Sostiene que muchas veces la denuncia a un conductor lo que está evitado es una gran desgracia
10 jul 2016 . Actualizado a las 05:00 h.Lleva en la Guardia Civil 27 años. Estuvo en los tédax, en la Policía Judicial y lleva once años en Tráfico. En la actualidad es el responsable del subsector de la provincia de A Coruña.
-¿Existe preocupación por los positivos en drogas?
-El consumo de estupefacientes no es algo nuevo. Ya existe desde hace muchos años, lo que sucede es que no había sistemas de chequeo para detectarlos. Hoy en día en las grandes ciudades se consume alcohol y se consumen drogas. Cuando empezamos con los test no creíamos que se darían los positivos que se están dando. Y sobre todo en las provincias de Pontevedra y A Coruña se mueve mucho conductor que ha consumido alcohol y drogas. Sí veo un problema que hay que erradicar.
-¿Cuál ha sido su peor momento en los 11 años que lleva en Tráfico?
-Lo he vivido y estuve un tiempo sin poder asimilarlo del todo. Incluso algunas noches me he despertado.
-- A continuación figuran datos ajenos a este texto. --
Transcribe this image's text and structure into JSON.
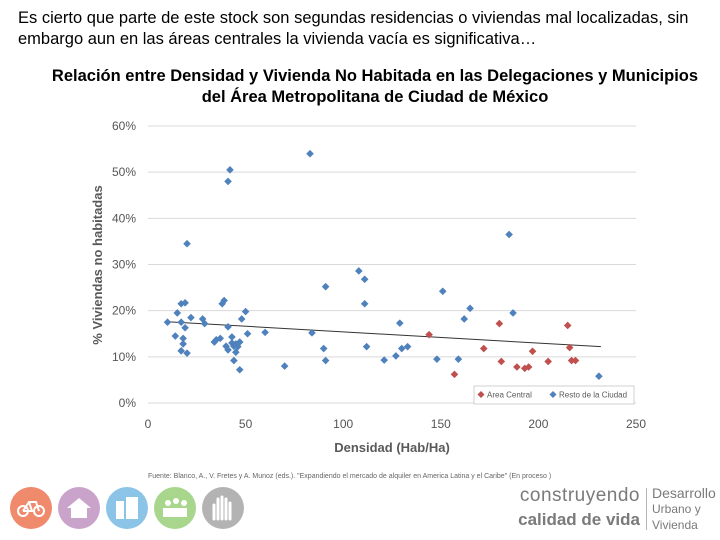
{
  "intro_text": "Es cierto que parte de este stock son segundas residencias o viviendas mal localizadas, sin embargo aun en las áreas centrales la vivienda vacía es significativa…",
  "source_text": "Fuente: Blanco, A., V. Fretes y A. Munoz (eds.). \"Expandiendo el mercado de alquiler en America Latina y el Caribe\" (En proceso  )",
  "brand": {
    "line1": "construyendo",
    "line2": "calidad de vida",
    "right1": "Desarrollo",
    "right2": "Urbano y",
    "right3": "Vivienda"
  },
  "logos": [
    {
      "name": "bicycle-logo-icon",
      "color": "#f08a6c"
    },
    {
      "name": "house-logo-icon",
      "color": "#c9a3c9"
    },
    {
      "name": "buildings-logo-icon",
      "color": "#8cc4e8"
    },
    {
      "name": "community-logo-icon",
      "color": "#a8d68c"
    },
    {
      "name": "hands-logo-icon",
      "color": "#b3b3b3"
    }
  ],
  "chart_data": {
    "type": "scatter",
    "title": "Relación entre Densidad y Vivienda No Habitada en las Delegaciones y Municipios del Área Metropolitana de Ciudad de México",
    "xlabel": "Densidad (Hab/Ha)",
    "ylabel": "% Viviendas no habitadas",
    "xlim": [
      0,
      250
    ],
    "ylim": [
      0,
      0.6
    ],
    "x_ticks": [
      0,
      50,
      100,
      150,
      200,
      250
    ],
    "y_ticks": [
      0,
      0.1,
      0.2,
      0.3,
      0.4,
      0.5,
      0.6
    ],
    "x_tick_labels": [
      "0",
      "50",
      "100",
      "150",
      "200",
      "250"
    ],
    "y_tick_labels": [
      "0%",
      "10%",
      "20%",
      "30%",
      "40%",
      "50%",
      "60%"
    ],
    "grid": "horizontal",
    "legend": "bottom-right",
    "trendline": {
      "x": [
        10,
        232
      ],
      "y": [
        0.176,
        0.122
      ],
      "color": "#333333"
    },
    "series": [
      {
        "name": "Area Central",
        "color": "#c0504d",
        "points": [
          [
            144,
            0.148
          ],
          [
            157,
            0.062
          ],
          [
            172,
            0.118
          ],
          [
            180,
            0.172
          ],
          [
            181,
            0.09
          ],
          [
            189,
            0.078
          ],
          [
            193,
            0.075
          ],
          [
            195,
            0.078
          ],
          [
            197,
            0.112
          ],
          [
            205,
            0.09
          ],
          [
            215,
            0.168
          ],
          [
            216,
            0.12
          ],
          [
            217,
            0.092
          ],
          [
            219,
            0.092
          ]
        ]
      },
      {
        "name": "Resto de la Ciudad",
        "color": "#4f81bd",
        "points": [
          [
            10,
            0.175
          ],
          [
            14,
            0.145
          ],
          [
            15,
            0.195
          ],
          [
            17,
            0.215
          ],
          [
            17,
            0.175
          ],
          [
            17,
            0.113
          ],
          [
            18,
            0.128
          ],
          [
            18,
            0.14
          ],
          [
            19,
            0.217
          ],
          [
            19,
            0.163
          ],
          [
            20,
            0.108
          ],
          [
            20,
            0.345
          ],
          [
            22,
            0.185
          ],
          [
            28,
            0.182
          ],
          [
            29,
            0.172
          ],
          [
            34,
            0.132
          ],
          [
            35,
            0.137
          ],
          [
            37,
            0.14
          ],
          [
            38,
            0.215
          ],
          [
            39,
            0.222
          ],
          [
            40,
            0.123
          ],
          [
            41,
            0.115
          ],
          [
            41,
            0.165
          ],
          [
            41,
            0.48
          ],
          [
            42,
            0.505
          ],
          [
            43,
            0.143
          ],
          [
            43,
            0.13
          ],
          [
            44,
            0.123
          ],
          [
            44,
            0.092
          ],
          [
            45,
            0.128
          ],
          [
            45,
            0.11
          ],
          [
            46,
            0.122
          ],
          [
            47,
            0.072
          ],
          [
            47,
            0.132
          ],
          [
            48,
            0.182
          ],
          [
            50,
            0.198
          ],
          [
            51,
            0.15
          ],
          [
            60,
            0.153
          ],
          [
            70,
            0.08
          ],
          [
            83,
            0.54
          ],
          [
            84,
            0.152
          ],
          [
            90,
            0.118
          ],
          [
            91,
            0.252
          ],
          [
            91,
            0.092
          ],
          [
            108,
            0.286
          ],
          [
            111,
            0.268
          ],
          [
            111,
            0.215
          ],
          [
            112,
            0.122
          ],
          [
            121,
            0.093
          ],
          [
            127,
            0.102
          ],
          [
            129,
            0.173
          ],
          [
            130,
            0.118
          ],
          [
            133,
            0.122
          ],
          [
            148,
            0.095
          ],
          [
            151,
            0.242
          ],
          [
            159,
            0.095
          ],
          [
            162,
            0.182
          ],
          [
            165,
            0.205
          ],
          [
            185,
            0.365
          ],
          [
            187,
            0.195
          ],
          [
            231,
            0.058
          ]
        ]
      }
    ]
  }
}
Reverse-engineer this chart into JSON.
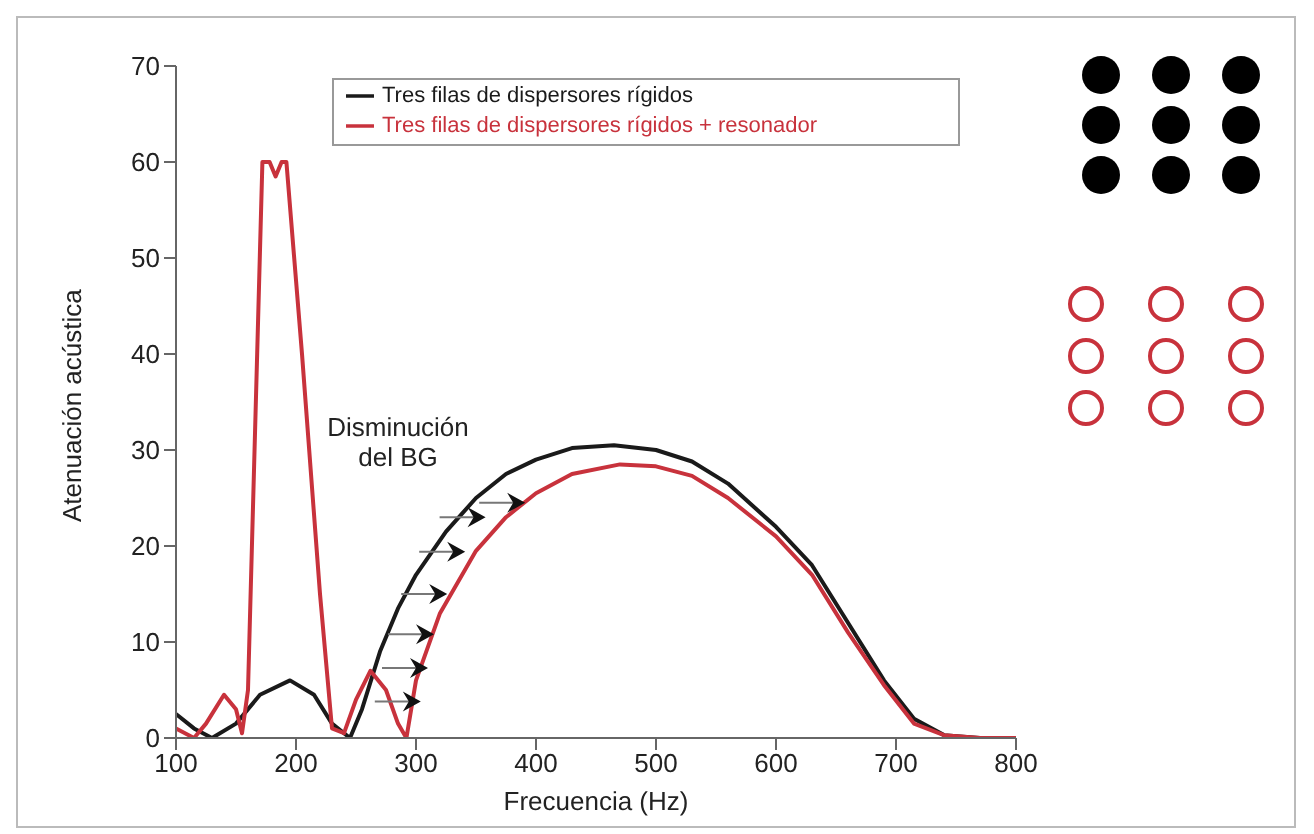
{
  "chart_data": {
    "type": "line",
    "xlabel": "Frecuencia (Hz)",
    "ylabel": "Atenuación acústica",
    "xlim": [
      100,
      800
    ],
    "xticks": [
      100,
      200,
      300,
      400,
      500,
      600,
      700,
      800
    ],
    "ylim": [
      0,
      70
    ],
    "yticks": [
      0,
      10,
      20,
      30,
      40,
      50,
      60,
      70
    ],
    "legend": "top",
    "grid": false,
    "marker": "none",
    "line_style": "solid",
    "annotations": [
      "Disminución del BG"
    ],
    "series": [
      {
        "name": "Tres filas de dispersores rígidos",
        "color": "#1a1a1a",
        "x": [
          100,
          115,
          130,
          150,
          170,
          195,
          215,
          230,
          245,
          255,
          270,
          285,
          300,
          325,
          350,
          375,
          400,
          430,
          465,
          500,
          530,
          560,
          600,
          630,
          660,
          690,
          715,
          740,
          770,
          800
        ],
        "values": [
          2.5,
          1,
          0,
          1.5,
          4.5,
          6,
          4.5,
          1.5,
          0,
          3,
          9,
          13.5,
          17,
          21.5,
          25,
          27.5,
          29,
          30.2,
          30.5,
          30,
          28.8,
          26.5,
          22,
          18,
          12,
          6,
          2,
          0.3,
          0,
          0
        ]
      },
      {
        "name": "Tres filas de dispersores rígidos + resonador",
        "color": "#c8323c",
        "x": [
          100,
          115,
          125,
          140,
          150,
          155,
          160,
          172,
          178,
          183,
          188,
          192,
          205,
          220,
          230,
          240,
          250,
          262,
          275,
          285,
          292,
          300,
          320,
          350,
          375,
          400,
          430,
          470,
          500,
          530,
          560,
          600,
          630,
          660,
          690,
          715,
          740,
          770,
          800
        ],
        "values": [
          1,
          0,
          1.5,
          4.5,
          3,
          0.5,
          5,
          60,
          60,
          58.5,
          60,
          60,
          40,
          15,
          1,
          0.5,
          4,
          7,
          5,
          1.5,
          0,
          6,
          13,
          19.5,
          23,
          25.5,
          27.5,
          28.5,
          28.3,
          27.3,
          25,
          21,
          17,
          11,
          5.5,
          1.5,
          0.3,
          0,
          0
        ]
      }
    ]
  }
}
Estando en el destacamento de Tráfico de Pontevedra, y en mi día de descanso, me llamaron de la central para comunicarme que hubiera un accidente de un camión y creían que el conductor fallecido era mi tío. Tener que ir al lugar, identificarlo y luego, lo peor: llamar a mis primas, que viven en Vigo, a las cinco de la madrugada para contarles lo ocurrido. A mi padre le costó mucho superar todo aquello. Incluso hoy en día si veo un accidente le viene a la mente todo aquello. Ni en la academia ni en la Guardia Civil te enseñan a sobrellevar y prepararte para ese tipo de experiencias.
-¿Y cómo las afronta?
-No todo el mundo vale. Hay compañeros que prefieren no hacerlo y te dicen que llames a central o al jefe de la unidad porque ellos no se ven capacitados.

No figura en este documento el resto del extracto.